> On Thu, Aug 28, 2025 at 4:14 PM Lorenzo Bianconi <
> lorenzo.bianc...@redhat.com> wrote:
>
> > Introduce disable_garp_rarp option in the Logical_Router table in order
> > to disable GARP/RARP announcements by all the peer ports of this logical
> > router.
> >
> > Reported-at: https://issues.redhat.com/browse/FDP-1537
> > Signed-off-by: Lorenzo Bianconi <lorenzo.bianc...@redhat.com>
> > ---
> > Changes in v3:
> > - Trigger garp_rarp_run if datapath sb table change
> > - Improve unit-test
> > - cosmetics
> > ---
> >
>
> Hi Lorenzo,
>
> thank you for the v3, I have a few comments down below.
Hi Ales,
thx for the review.
>
>
> > NEWS | 2 +
> > controller/garp_rarp.c | 26 ++++++++++-
> > controller/ovn-controller.c | 1 +
> > northd/en-datapath-logical-router.c | 5 ++
> > ovn-nb.xml | 9 ++++
> > tests/ovn.at | 72 +++++++++++++++++++++++++++++
> > 6 files changed, 113 insertions(+), 2 deletions(-)
> >
> > diff --git a/NEWS b/NEWS
> > index 932e173af..f21a7e235 100644
> > --- a/NEWS
> > +++ b/NEWS
> > @@ -66,6 +66,8 @@ OVN v25.09.0 - xxx xx xxxx
> > - ovn-sbctl:
> > * Added --filter option that allows filtering the command output. See
> > ovn-sbctl(8) for more details.
> > + - Added disable_garp_rarp option to logical_router table in order to
> > disable
> > + GARP/RARP announcements by all the peer ports of this logical router.
> >
> > OVN v25.03.0 - 07 Mar 2025
> > --------------------------
> > diff --git a/controller/garp_rarp.c b/controller/garp_rarp.c
> > index 8eccf10fe..940c38e13 100644
> > --- a/controller/garp_rarp.c
> > +++ b/controller/garp_rarp.c
> > @@ -446,6 +446,26 @@ garp_rarp_clear(struct garp_rarp_ctx_in *r_ctx_in)
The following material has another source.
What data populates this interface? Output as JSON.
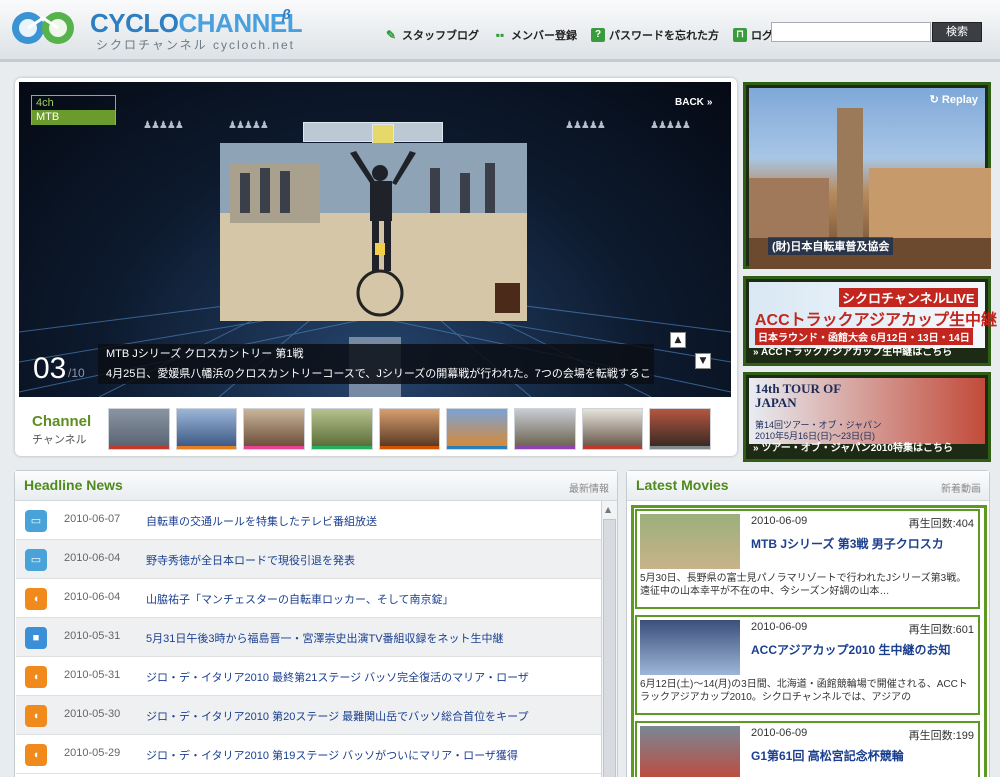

> > sset_clear(&r_ctx_in->data->local_lports);
> > }
> >
> > +static bool
> > +garp_rarp_is_enabled(struct ovsdb_idl_index *sbrec_port_binding_by_name,
> > + const struct sbrec_port_binding *pb)
> > +{
> > + if (smap_get_bool(&pb->options, "disable_garp_rarp", false)) {
> > + return false;
> > + }
> > +
> > + /* Check if GARP probing is disabled on the peer logical router. */
> > + const struct sbrec_port_binding *peer = lport_get_peer(
> > + pb, sbrec_port_binding_by_name);
> > + if (peer && peer->datapath &&
> > + smap_get_bool(&peer->datapath->external_ids,
> > + "disable_garp_rarp", false)) {
> > + return false;
> > + }
> > +
> > + return true;
> > +}
> > +
> > void
> > garp_rarp_run(struct garp_rarp_ctx_in *r_ctx_in)
> > {
> > @@ -478,7 +498,8 @@ garp_rarp_run(struct garp_rarp_ctx_in *r_ctx_in)
> > SSET_FOR_EACH (iface_id, &localnet_vifs) {
> > const struct sbrec_port_binding *pb = lport_lookup_by_name(
> > r_ctx_in->sbrec_port_binding_by_name, iface_id);
> > - if (pb && !smap_get_bool(&pb->options, "disable_garp_rarp",
> > false)) {
> > + if (pb &&
> > + garp_rarp_is_enabled(r_ctx_in->sbrec_port_binding_by_name,
> > pb)) {
> > send_garp_rarp_update(r_ctx_in, pb, &nat_addresses);
> > }
> > }
> > @@ -488,7 +509,8 @@ garp_rarp_run(struct garp_rarp_ctx_in *r_ctx_in)
> > SSET_FOR_EACH (gw_port, &local_l3gw_ports) {
> > const struct sbrec_port_binding *pb = lport_lookup_by_name(
> > r_ctx_in->sbrec_port_binding_by_name, gw_port);
> > - if (pb && !smap_get_bool(&pb->options, "disable_garp_rarp",
> > false)) {
> > + if (pb &&
> > + garp_rarp_is_enabled(r_ctx_in->sbrec_port_binding_by_name,
> > pb)) {
> > send_garp_rarp_update(r_ctx_in, pb, &nat_addresses);
> > }
> > }
> > diff --git a/controller/ovn-controller.c b/controller/ovn-controller.c
> > index 6396fa898..61a79b308 100644
> > --- a/controller/ovn-controller.c
> > +++ b/controller/ovn-controller.c
> > @@ -6864,6 +6864,7 @@ main(int argc, char *argv[])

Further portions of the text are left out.